El síndrome del impostor: cuando crecer genera miedo.
Muchas personas creen que el éxito debería sentirse como seguridad y satisfacción. Sin embargo, en la práctica, no siempre ocurre así. En numerosos casos, crecer profesionalmente despierta miedo, vergüenza y una sensación persistente de no estar a la altura. A esta experiencia se la conoce como síndrome del impostor.
El síndrome del impostor no es un trastorno psicológico ni un diagnóstico clínico. Es un fenómeno emocional frecuente, especialmente en personas responsables, autoexigentes y comprometidas con lo que hacen. Se manifiesta como la creencia de que los logros obtenidos no son merecidos y que, en cualquier momento, otros descubrirán una supuesta falta de capacidad.
Paradójicamente, este síndrome no aparece cuando las cosas salen mal, sino cuando comienzan a salir bien.
¿En qué consiste el síndrome del impostor?
Quien lo experimenta suele atribuir sus logros a la suerte, al azar o a factores externos, minimizando el propio esfuerzo y las competencias reales. Aparecen pensamientos como: "No soy tan capaz como creen", "Solo tuve suerte", "Otros saben más que yo" o "En cualquier momento se van a dar cuenta".
Estas ideas generan inseguridad constante, incluso en personas con formación, experiencia y reconocimiento comprobables.
¿Por qué aparece en momentos de crecimiento?
El síndrome del impostor suele emerger en etapas de cambio: nuevos roles, mayor visibilidad, emprendimientos propios o aumento de responsabilidades. En estos momentos, la identidad previa deja de ser suficiente, y la nueva aún está en construcción.
Crecer implica exponerse, ocupar un lugar distinto y aceptar que ya no se es quien se era antes. Esta transición suele generar temor, porque cuestiona la imagen que una persona tiene de sí misma.
En muchos casos, también aparece el miedo al juicio externo: qué dirán colegas, superiores, pacientes o el entorno en general. La comparación constante con otros que parecen más consolidados o mejor posicionados intensifica la sensación de insuficiencia, aunque esas comparaciones rara vez sean justas o realistas.
Vergüenza y culpa por avanzar
Otro aspecto frecuente es la vergüenza por no cumplir con un ideal de perfección: no tener aún los recursos deseados, no sentirse "lo suficientemente preparado" o no responder a estándares ajenos. A veces, incluso, el crecimiento genera culpa, como si avanzar implicara creerse más que otros o abandonar un lugar previo de pertenencia.
Sin embargo, crecer no es soberbia ni traición. Es desarrollo personal y profesional.
El mito de la seguridad previa
Existe una creencia extendida: "Cuando me sienta seguro, voy a avanzar". En la práctica, sucede lo contrario. La seguridad no precede a la acción; se construye a partir de ella.
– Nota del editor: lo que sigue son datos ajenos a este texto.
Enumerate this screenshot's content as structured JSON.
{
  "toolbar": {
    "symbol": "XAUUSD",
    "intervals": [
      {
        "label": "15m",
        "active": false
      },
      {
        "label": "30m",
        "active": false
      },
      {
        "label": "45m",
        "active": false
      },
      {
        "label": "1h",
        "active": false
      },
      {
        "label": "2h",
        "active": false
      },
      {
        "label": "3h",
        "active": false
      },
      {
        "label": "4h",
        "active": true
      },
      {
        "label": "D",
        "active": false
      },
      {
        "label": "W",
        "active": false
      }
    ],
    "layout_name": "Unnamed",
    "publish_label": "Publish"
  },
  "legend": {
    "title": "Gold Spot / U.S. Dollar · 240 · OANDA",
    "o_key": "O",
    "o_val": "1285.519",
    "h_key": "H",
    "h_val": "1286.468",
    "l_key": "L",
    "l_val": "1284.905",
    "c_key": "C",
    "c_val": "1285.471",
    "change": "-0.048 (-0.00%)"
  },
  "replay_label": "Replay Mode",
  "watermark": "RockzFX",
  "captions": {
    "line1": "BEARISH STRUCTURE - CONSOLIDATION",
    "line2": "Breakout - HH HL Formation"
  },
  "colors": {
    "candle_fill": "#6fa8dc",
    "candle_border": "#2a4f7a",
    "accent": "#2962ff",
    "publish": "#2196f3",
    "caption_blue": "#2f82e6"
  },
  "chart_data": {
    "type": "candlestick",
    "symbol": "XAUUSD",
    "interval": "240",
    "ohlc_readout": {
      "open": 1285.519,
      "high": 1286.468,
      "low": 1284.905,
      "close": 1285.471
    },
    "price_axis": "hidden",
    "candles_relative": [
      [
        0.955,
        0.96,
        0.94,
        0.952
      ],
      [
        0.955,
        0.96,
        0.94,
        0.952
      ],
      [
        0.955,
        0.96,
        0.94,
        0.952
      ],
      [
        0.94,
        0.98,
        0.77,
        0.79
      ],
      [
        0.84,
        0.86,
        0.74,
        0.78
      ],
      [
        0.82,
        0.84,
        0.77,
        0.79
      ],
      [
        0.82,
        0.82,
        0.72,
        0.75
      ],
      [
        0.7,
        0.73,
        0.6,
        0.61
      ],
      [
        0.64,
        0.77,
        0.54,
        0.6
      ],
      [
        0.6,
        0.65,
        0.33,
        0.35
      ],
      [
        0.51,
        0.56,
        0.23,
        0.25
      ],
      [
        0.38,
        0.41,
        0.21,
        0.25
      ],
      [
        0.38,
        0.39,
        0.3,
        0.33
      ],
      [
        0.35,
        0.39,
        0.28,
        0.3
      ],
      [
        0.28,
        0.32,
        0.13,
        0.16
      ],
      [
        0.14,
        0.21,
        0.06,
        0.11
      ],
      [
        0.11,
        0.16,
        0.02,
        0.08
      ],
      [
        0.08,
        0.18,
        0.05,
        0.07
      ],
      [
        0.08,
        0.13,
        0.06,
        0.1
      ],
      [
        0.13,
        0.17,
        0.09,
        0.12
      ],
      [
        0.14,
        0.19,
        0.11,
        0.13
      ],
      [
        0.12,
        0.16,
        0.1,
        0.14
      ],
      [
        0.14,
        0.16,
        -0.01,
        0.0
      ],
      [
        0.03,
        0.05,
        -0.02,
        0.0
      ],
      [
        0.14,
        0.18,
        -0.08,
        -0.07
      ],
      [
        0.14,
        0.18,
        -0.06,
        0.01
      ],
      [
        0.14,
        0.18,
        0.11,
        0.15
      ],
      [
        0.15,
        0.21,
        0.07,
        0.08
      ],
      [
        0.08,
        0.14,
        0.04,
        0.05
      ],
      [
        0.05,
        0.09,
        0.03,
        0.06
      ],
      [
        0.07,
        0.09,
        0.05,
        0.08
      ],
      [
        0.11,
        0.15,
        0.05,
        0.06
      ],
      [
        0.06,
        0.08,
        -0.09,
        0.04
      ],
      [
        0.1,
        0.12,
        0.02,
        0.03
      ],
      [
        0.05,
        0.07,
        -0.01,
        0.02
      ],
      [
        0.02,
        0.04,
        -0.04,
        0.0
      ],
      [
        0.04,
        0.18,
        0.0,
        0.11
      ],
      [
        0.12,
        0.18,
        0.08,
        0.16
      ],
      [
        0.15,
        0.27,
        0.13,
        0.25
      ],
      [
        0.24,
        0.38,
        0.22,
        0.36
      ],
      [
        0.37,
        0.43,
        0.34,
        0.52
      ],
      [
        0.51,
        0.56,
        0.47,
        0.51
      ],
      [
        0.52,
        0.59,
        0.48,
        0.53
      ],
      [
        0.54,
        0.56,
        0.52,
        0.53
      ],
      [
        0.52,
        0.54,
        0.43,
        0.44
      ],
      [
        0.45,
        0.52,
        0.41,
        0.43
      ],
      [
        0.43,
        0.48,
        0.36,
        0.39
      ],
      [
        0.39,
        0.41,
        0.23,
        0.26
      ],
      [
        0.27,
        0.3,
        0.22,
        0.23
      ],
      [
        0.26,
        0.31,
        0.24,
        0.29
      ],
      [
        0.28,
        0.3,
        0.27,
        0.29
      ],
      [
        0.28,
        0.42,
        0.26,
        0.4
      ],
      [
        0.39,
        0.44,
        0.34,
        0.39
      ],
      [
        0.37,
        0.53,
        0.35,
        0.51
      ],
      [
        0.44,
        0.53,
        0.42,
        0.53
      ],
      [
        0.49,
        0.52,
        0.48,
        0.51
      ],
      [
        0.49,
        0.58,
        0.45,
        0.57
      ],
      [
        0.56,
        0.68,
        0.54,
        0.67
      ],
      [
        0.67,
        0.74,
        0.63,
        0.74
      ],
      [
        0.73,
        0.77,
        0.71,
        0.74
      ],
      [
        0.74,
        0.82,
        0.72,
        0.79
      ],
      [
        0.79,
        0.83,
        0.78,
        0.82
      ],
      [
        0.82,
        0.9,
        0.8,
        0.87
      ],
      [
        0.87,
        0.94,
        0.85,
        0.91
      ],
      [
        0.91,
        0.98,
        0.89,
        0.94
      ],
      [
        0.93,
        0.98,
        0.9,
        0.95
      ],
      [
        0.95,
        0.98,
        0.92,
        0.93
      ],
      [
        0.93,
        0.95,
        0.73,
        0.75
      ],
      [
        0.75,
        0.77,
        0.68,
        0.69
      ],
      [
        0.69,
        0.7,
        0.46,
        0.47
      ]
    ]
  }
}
Esperar sentirse completamente listo puede convertirse en un obstáculo que paraliza.
La confianza se fortalece caminando, no antes de empezar.
Herramientas para manejar el síndrome del impostor
Aunque no se puede evitar por completo, sí es posible aprender a regularlo:
1. Ponerle nombre
Reconocer que se trata del síndrome del impostor permite tomar distancia de esos pensamientos y no confundirlos con la realidad.
2. Diferenciar hechos de interpretaciones
Un hecho es observable: trabajo sostenido, personas que confían, objetivos alcanzados. La idea de "no ser suficiente" es una interpretación, no un dato.
3. Registrar logros concretos
Anotar avances reales ayuda a contrarrestar la tendencia a minimizar lo positivo y focalizar solo en lo que falta.
4. Reformular las preguntas internas
Cambiar el "¿quién soy yo para hacer esto?" por "¿qué me habilita hoy a estar acá?" suele ofrecer respuestas más ajustadas y realistas.
5. Reducir la autoexigencia extrema
La perfección no es un requisito para generar confianza. En muchas áreas, especialmente las humanas, la autenticidad y la coherencia pesan más que la impecabilidad.
6. Aceptar la incomodidad como parte del proceso
Sentirse incómodo no implica estar equivocado. Muchas veces es una señal de crecimiento.
Sentir miedo, dudas o vergüenza al crecer no significa fracasar. Significa estar atravesando un proceso de expansión. El síndrome del impostor no es una señal de incapacidad, sino una respuesta emocional ante el desafío de ocupar un lugar nuevo.
La clave no está en eliminar el miedo, sino en no permitir que sea él quien tome las decisiones. Porque detrás de esa voz crítica, generalmente, hay una persona comprometida, responsable y capaz, que aún está aprendiendo a reconocerse en el lugar que ya empezó a construir.